Teori Agenda Setting ditemukan oleh McComb dan Donald Shaw sekitar tahun 1968. Teori ini berasumsi bahwa media mempunyai kemampuan untuk mentransfer isu untuk mempengaruhi agenda publik. Khalayak akan menganggap suatu isu tersebut penting, karena media menganggap isu tersebut penting (dalam Syaiful Rohim, 2009). 
Dengan adanya kepemilikan media oleh segelintir orang ini, tentunya akan menimbulkan dampak negatif, pada kelangsungan system media di Indonesia. Konglomerasi media ini juga tentunya sangat bertentangan dengan fungsi dan etika media yang seharusnya.
3.   Intervensi Ekonomi Dan Politik Pemilik Terhadap Media
Saat ini masyarakat Indonesia menjadikan media massa sebagai salah satu jembatan informasi mengenai berbagai hal dan realitas dimasyarakat. Baik itu media massa seperti koran, bulletin, majalah, televisi, radio ataupun film. Begitu pula halnya dengan masyarakat yang ada di Provinsi Riau, membaca koran sambil menikmati secangkir kopi dipagi hari seakan-akan telah menjadi ritual sebagian masyarakat.
Kondisi ini tentunya sangat sesuai dengan Teori Depensi Mengenai Efek Komunikasi Massa yang dikembangkan oleh Sandra Ball-Rokeach dan Melvin L DeFleur (1976). Yang memfokuskan perhatiannya pada kondisi struktural suatu masyarakat yang mengatur kecenderungan terjadinya suatu efek media massa. Pemikiran terpenting dari teori ini bahwa dalam masyarakat modern, audience menjadi tergantung pada media massa sebagai sumber informasi bagi pengetahuan tentang, dan orientasi kepada, apa yang terjadi dalam masyarakatnya. Kedua, berkaitan dengan apa yang dilakukan media yang pada dasarnya melayani berbagai fungsi informasi (dalam Syaiful Rohim, 2009)
Media merupakan sarana publik yang seharusnya mampu menyajikan informasi yang benar, komprehensif, dan cerdas. Media sebagai bagian dari komunikasi massa dituntut untuk selalu akurat dan netral, fakta disampaikan dengan jujur dan tentunya dengan memperhatikan etika jurnalisme. Begitu pula halnya dalam menyampaikan pendapat, bukan justru pendapat disampaikan seakan fakta suatu realitas.
Media sebagai saluran juga harus berperan sebagai forum pertukaran pendapat, komentar dan kritik. Mampu mengangkat aspirasi publik, dan membuka akses keberbagai sumber informasi. Media juga harus mampu mengfungsikan diri sebagai instrument pendidik bagi masyarakat, sehingga masyarakat memperoleh pengetahuan dan keterampilan.

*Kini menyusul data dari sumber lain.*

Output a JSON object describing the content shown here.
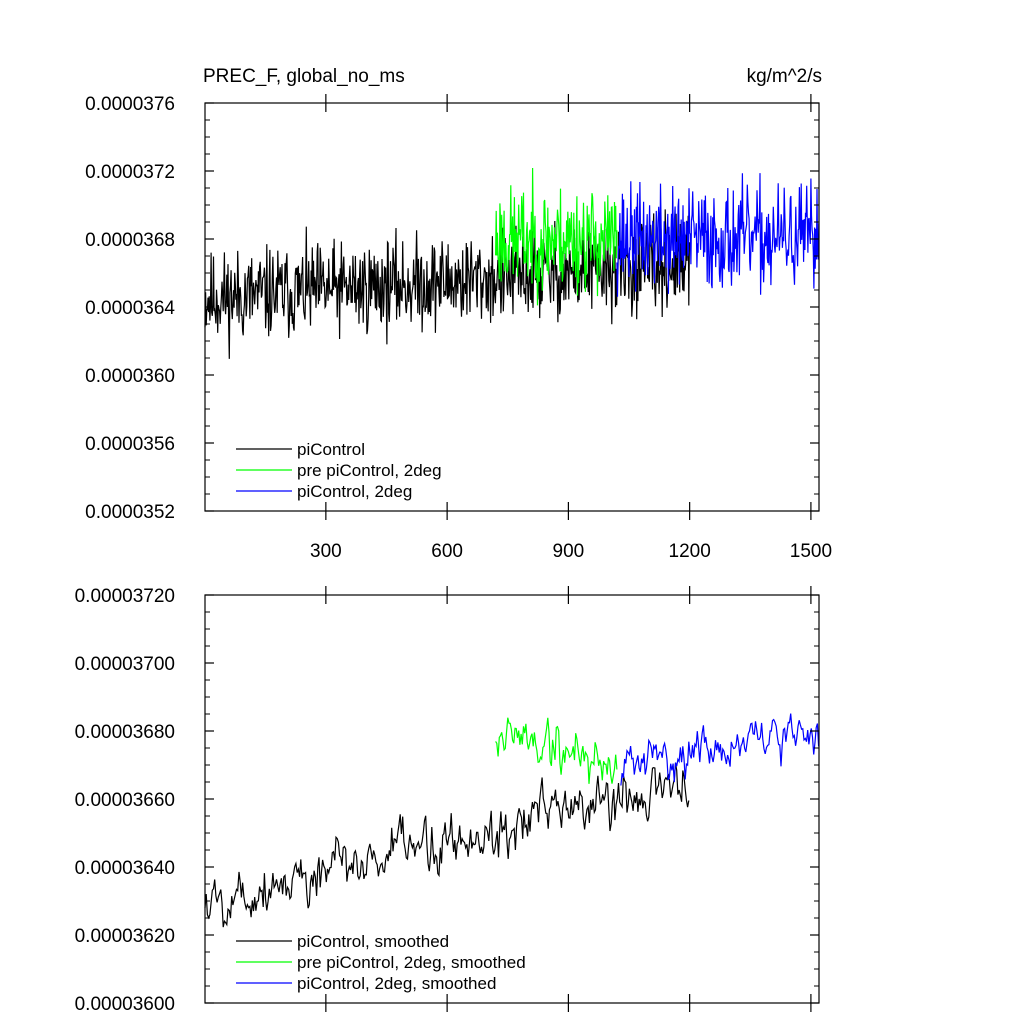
{
  "chart_data": [
    {
      "type": "line",
      "title_left": "PREC_F, global_no_ms",
      "title_right": "kg/m^2/s",
      "xlim": [
        1,
        1520
      ],
      "ylim": [
        3.52e-05,
        3.76e-05
      ],
      "x_ticks": [
        300,
        600,
        900,
        1200,
        1500
      ],
      "x_tick_labels": [
        "300",
        "600",
        "900",
        "1200",
        "1500"
      ],
      "y_ticks": [
        3.52e-05,
        3.56e-05,
        3.6e-05,
        3.64e-05,
        3.68e-05,
        3.72e-05,
        3.76e-05
      ],
      "y_tick_labels": [
        "0.0000352",
        "0.0000356",
        "0.0000360",
        "0.0000364",
        "0.0000368",
        "0.0000372",
        "0.0000376"
      ],
      "legend_position": "bottom-left",
      "series": [
        {
          "name": "piControl",
          "color": "#000000",
          "x_start": 1,
          "x_end": 1200,
          "trend_start": 3.645e-05,
          "trend_end": 3.665e-05,
          "noise": 4e-07,
          "seed": 11
        },
        {
          "name": "pre piControl, 2deg",
          "color": "#00ff00",
          "x_start": 720,
          "x_end": 1020,
          "trend_start": 3.68e-05,
          "trend_end": 3.68e-05,
          "noise": 4.5e-07,
          "seed": 23
        },
        {
          "name": "piControl, 2deg",
          "color": "#0000ff",
          "x_start": 1020,
          "x_end": 1520,
          "trend_start": 3.68e-05,
          "trend_end": 3.68e-05,
          "noise": 4.5e-07,
          "seed": 37
        }
      ],
      "legend": [
        "piControl",
        "pre piControl, 2deg",
        "piControl, 2deg"
      ]
    },
    {
      "type": "line",
      "xlim": [
        1,
        1520
      ],
      "ylim": [
        3.6e-05,
        3.72e-05
      ],
      "x_ticks": [
        300,
        600,
        900,
        1200,
        1500
      ],
      "y_ticks": [
        3.6e-05,
        3.62e-05,
        3.64e-05,
        3.66e-05,
        3.68e-05,
        3.7e-05,
        3.72e-05
      ],
      "y_tick_labels": [
        "0.00003600",
        "0.00003620",
        "0.00003640",
        "0.00003660",
        "0.00003680",
        "0.00003700",
        "0.00003720"
      ],
      "legend_position": "bottom-left",
      "series": [
        {
          "name": "piControl, smoothed",
          "color": "#000000",
          "x_start": 1,
          "x_end": 1200,
          "trend_start": 3.63e-05,
          "trend_end": 3.665e-05,
          "noise": 1.2e-07,
          "seed": 5
        },
        {
          "name": "pre piControl, 2deg, smoothed",
          "color": "#00ff00",
          "x_start": 720,
          "x_end": 1020,
          "trend_start": 3.68e-05,
          "trend_end": 3.67e-05,
          "noise": 1.2e-07,
          "seed": 19
        },
        {
          "name": "piControl, 2deg, smoothed",
          "color": "#0000ff",
          "x_start": 1030,
          "x_end": 1520,
          "trend_start": 3.67e-05,
          "trend_end": 3.68e-05,
          "noise": 9e-08,
          "seed": 31
        }
      ],
      "legend": [
        "piControl, smoothed",
        "pre piControl, 2deg, smoothed",
        "piControl, 2deg, smoothed"
      ]
    }
  ]
}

Menurut lasswell dan Wright (1975) ada empat fungsi Komunikasi Massa terhadap masyarakat, sebagai berikut:
Pengawasan lingkungan
Fungsi ini merujuk pada pengumpulan dan penyebaran informasi mengenai berbagai peristiwa yang terjadi. Media massa menyebarkan segala kejadian dan peristiwa sehingga menjadi informasi bagi khalayak. Kejadian dan peristiwa yang berkaitan dengan aspek-aspek sosial, politik, ekonomi dan budaya akan selalu dilaporkan oleh media massa. 

Penghubung antar bagian dalam masyarakat
Setiap sajian berita yang menyangkut hidup orang banyak, akan menjadi stimuli bagi khalayak untuk memberikan tanggapan dan mengenalkan antara masyarakat satu dengan masyarakat lainnya.
     Sosialisai atau pewarisan nilai-nilai
Fungsi ini merujuk pada upaya transmisi dan pendidikan nilai-nilai serta norma-norma dari satu generasi kepada generasi yang berikutnya, atau dari satu kelompok masyarakat terhadap para anggota kelompok yang baru.
     Hiburan
Fungsi hiburan merujuk upaya-upaya komunikatif yang bertujuan untuk memberikan hiburan pada khalayak luas (dalam Yasir, 2009).
Melihat fungsi dari Komunikasi Massa diatas, maka pada pandangan kritis muncul satu pertanyaan sederhana “apakah media mampu melakukan fungsinya tanpa intervensi dari pemilik media?”. 
Pesatnya perkembangan media massa saat ini, telah merubah media menjadi institusi yang menjanjikan secara ekonomi bagi para pengusaha. Berbicara institusi secara ekonomi, tentunya tidak akan lepas dari istilah pasar, produksi, barang, jasa dan keuntungan. Pasar media tentunya memiliki karakteristik yang berbeda dengan pasar lainya. Tentunya media mampu memproduksi barang berupa informasi atau tayangan yang menarik. Sementara jasa yang ditawarkan adalah media sebagai saluran yang menghubungkan para pengiklan dengan masyarakat yang menkonsumsi media tersebut.   
Tetapi tidak sedikit media memberikan informasi atau tayangan mainstream. Tidak jarang pula bertentangan dengan etika jurnalisme, media dan penyiaran, hal ini dilakukan semata mata untuk kepentingan ekonomi. Televisi swasta selalu berupaya untuk meningkatkan rating dan menarik pengiklan sebanyak mungkin, dengan kata lain televisi swasta Indonesia akan berlomba lomba untuk mengejar keuntungan secara ekonomi dibandingkan kepentingan publik.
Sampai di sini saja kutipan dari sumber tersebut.